Knowing that the full length of polyhedrin protein from lepidopteran NPVs ranges from 161 a.a. (e.g. Hyphanteria cunea NPV, Acc# AAW49190 and Bombyx mori, Acc# ABB16300) to 249 a.a. (e.g. Spodoptera litura NPVs, Acc# AAZ78353, NP_258269 and AAS90121). In case of Spodoptera sp. NPV, full length of polyhedrin protein ranges from 170 a.a. (Acc# AAW49204) to 249 a.a. (Acc# AAZ78353) in comparison to Autographa sp. NPV which ranges from 169 a.a. (Acc# AAW63393) to 246 a.a. (Acc# AAA46736). The deduced amino acid sequence of Polh-cr was compared to other polyhedrins. Alignment results revealed that Polh-cr was 100% and 99% identical to S. littoralis polyhedrins (Acc# AAC33752, AAR04375; P24646, JU0382 and BAA00824, respectively). It was also 99% similar to S. litura polyhedrins (Acc# NP258269, AAC09246, AAL01689 and AAS58468). In addition, it has 98% identity with polyhedrin of S. littoralis (Acc# AA590121). Furthermore, it showed 89% similarity with polyhedrins of S. exigua and Ecotropis obligua polyhedrins (Acc# AAF33532, JQ1868, NP037761, 001586; AAB53632, AAQ88174, P07388 and AAA46739).

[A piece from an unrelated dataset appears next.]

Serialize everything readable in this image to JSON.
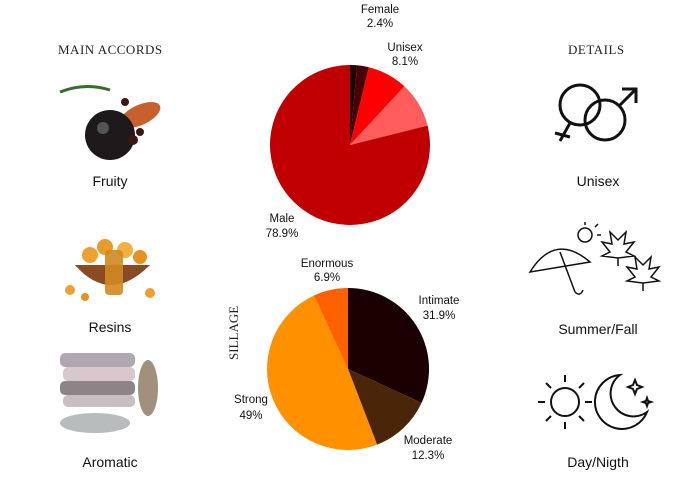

Using AcMNPV nucleotide sequence (Acc# M25054) and amino acid sequence (Acc# AAA46736) as references for comparison with our sequences, it was found that 57 different nucleotides and 12 gaps in nucleotide sequence resulted in 15 different amino acids in the putative polypeptide (I, N, V, V, E, D, S, T, A, T, S, D, K, Y and I a.a. from our putative polypeptide were replaced with V, S, I, I, D, E, V, N, S, H, E, N, R, E and V a.a. from AcMNPV putative polypeptide, respectively). Surprisingly, Polh-cr putative polypeptide was identical to SpliNPV polypeptides (Acc# AAW49208, BAA00824, AAT10182 and AAW49207) with one amino acid replacement (I with V at the position 133). These results suggested the possible difference in codon usage among the compared isolates. It might also give a specific property to our putative polypeptide.
Phylogenetic analyses of the Polh-cr nucleotide seuquence and its deduced polypeptide revealed that Polh-cr is genetically related to a large number of published nucleotide sequences and to a larger number of published amino acid sequences. This finding made it is preferred to develop kits that use viral protein (polyhedrin) in detecting NPVs because it will be wider-used than DNA method.